The very reason that [YOU]CR exists again is that the previous [YOUR]SIDE party was broken up due to alleged discriminatory practices. Previous years have also exhibited questionable acts. One [YOU]CR member participated in a vote to determine whether fellow party members could participate in the elections to allow participation in the elections, laptopping (or the act of pressuring students to vote on the spot by presenting them with a laptop) became a problem for students at the University Village and ASUCR judicial appointments were made without the notification of the organization’s executive cabinet.

It is with the lattermost point especially that the issue of “transparency” within ASUCR can be viewed as problematic. While much of the campaign cycle revolves around the issue, as everybody claims that keeping students in the loop will be the new priority of UCR’s student government, the old guard takes to their keyboards to explain why such open conversation between the student body and ASUCR is impossible. One need look no further than President Nafi Karim’s statement that he does “not believe that transparency is the Holy Grail answer to all situations.” It is this about-face mentality change from the election cycle to the execution of office that students need to make themselves aware of.

Accountability for student government must not fall entirely upon the entity itself though, but must come from the studied and discerning eye of the people responsible for electing it. Any student who is participating in this year’s election should understand the function of ASUCR, then also knowing the power and money for which it is relied upon to wield.

The power of ASUCR comes from our own student fees, which give them an annual $12.50 per person which they are allowed to allocate. While this money has been misused in the past with senators leaving a conference early which the student body had paid for them to attend, there is also substantial potential for good in these funds.

The HUB is one of the primary beneficiaries of ASUCR expenditure of funds, as they are the entity responsible for the solar benches that students can often be seen using to charge their laptops while getting out of the midday sun. Likewise, many students at UCR recently benefitted from President Karim’s R’Gear initiative, giving a good proportion of the campus a gratis ability to show school spirit. However, R’Gear also acts as a perfect example of the lack of transparency within ASUCR, as the $51,601.86 pricetag for the project went undisclosed for prolonged period of time.

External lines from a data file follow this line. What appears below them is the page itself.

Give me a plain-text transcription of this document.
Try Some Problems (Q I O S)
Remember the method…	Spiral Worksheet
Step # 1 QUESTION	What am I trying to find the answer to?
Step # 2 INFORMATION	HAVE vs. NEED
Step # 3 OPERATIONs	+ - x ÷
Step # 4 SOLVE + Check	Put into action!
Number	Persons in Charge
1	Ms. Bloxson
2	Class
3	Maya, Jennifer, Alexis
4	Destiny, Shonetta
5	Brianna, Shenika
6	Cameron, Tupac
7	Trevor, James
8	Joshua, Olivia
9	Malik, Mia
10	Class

ASUCR is not an institution that is inherently flawed; however, many of the practices and policies adopted in recent years have given way to a perception that the organization is secretive and only serves a vague purpose on campus. If students become better informed as to the purpose of the fees they pay and what they become, and ASUCR makes a better effort to fulfill the constant promise of transparency, then much of the questionability that arises around the time of elections will surely be allayed.